FRAND宣言を理由に権利濫用を認めた事例なので、
一読の価値ありです(特に98頁以降)。
平成23年(ワ)第38969号:平成25年2月28日判決言渡
「債務不存在確認請求事件」
原告:アップルジャパン株式会社
被告:三星電子
まず、判決では、原告の「iPhone4」と「iPad2Wi-Fi+3Gペデャ」が、被告の特許第4642898号(必須IPR)に係る特許発明の「技術的範囲」に属すると認定しています。
しかし、被告は誠実に交渉を行うべき信義則上の義務に違反しており、信義則上の義務を尽くすことなく損害賠償請求権を行使することは権利の濫用に当たり許されないとして、債務不存在という結論を出しています。

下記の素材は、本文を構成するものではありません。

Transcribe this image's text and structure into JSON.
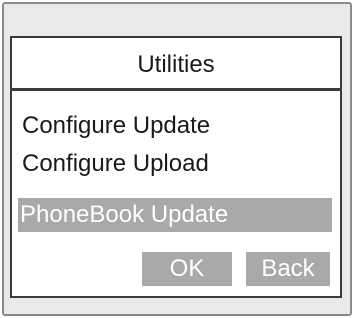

具体的には、以下のロジックで権利濫用に当たると判示しています。
①『契約交渉に入った者同士の間では、一定の場合には、重要な情報を相手方に提供し、誠実に交渉を行うべき信義則上の義務を負うものと解する』
②『ETSI(欧州電気通信標準化機構)の会員であるサムスンは、「公正,合理的かつ非差別的な条件」(FRAND条件)で自社の必須IPR(知的財産権)を許諾する用意がある旨の宣言(FRAND宣言)をした』
③『IPRについてのETSIのIPRポリシー及び指針では、会員の義務として「必須IPRの所有者は,公正,合理的かつ非差別的な条件でライセンスを許諾することを保証することが求められること」、会員の権利として「規格に関し,公正,合理的かつ非差別的な条件でライセンスが許諾されること」、第三者の権利として「少なくとも製造及び販売,賃貸,修理,使用,動作するため,規格に関し,公正,合理的かつ非差別的な条件でライセンスが許諾されること」を定めている。』
④『必須IPRであると宣言した特許権についてFRAND条件によるライセンスを希望する申出があった場合には、その申出をした者が会員又は第三者であるかを問わず、FRAND条件でのライセンス契約の締結に向けた交渉を誠実に行うべき信義則上の義務を負う』
⑤『被告はライセンス提案がFRAND条件に従ったものかどうかを判断するのに必要な情報(被告と他社との間の必須特許のライセンス契約に関する情報等)を、開示しておらず、原告が提示したライセンス条件に対する具体的な対案を示していない』
蛇足ですが、『FRAND条件によるライセンスを希望する申出が、許諾対象特許の有効性を留保するもの(有効性を争うもの)であったとしても、その申出の内容が許諾対象特許が有効であることを前提とする具体的なものであり、FRAND条件によるライセンスを受けようとする意思が明確であるときは、FRAND宣言をした者と上記申出をした者との間で信義則上の義務が発生する(ライセンスを受けようとする意思があると解される)』という判断もなされています。
本件は上訴されたらしいので、まだまだ結論はでませんが、非常に興味深いケースだと思います。
なお、準拠法について触れている点も注目です。
具体的には、外国法人が所有する特許権侵害に基づく日本法人に対する損害賠償請求権を有しないことの確認を求める訴訟における準拠法は、特許権侵害に基づく損害賠償請求権の法律関係の性質が不法行為であると解されるから、法の適用に関する通則法(以下「通則法」という。)17条によってその準拠法が定められると認定しました。
そのうえで、『「加害行為の結果が発生した地の法」(通則法17条)は、各製品の輸入,販売が行われた地が日本国内であること。我が国の特許法の保護を受ける特許権の侵害に係る損害が問題とされていることからすると。日本の法律と解すべきである。』と判断しています。
日本国の特許権についての訴訟であっても、外国法人が所有する特許権侵害に基づく損害賠償請求権を有しないことの確認を求める訴訟においては、準拠法を定めるんですね。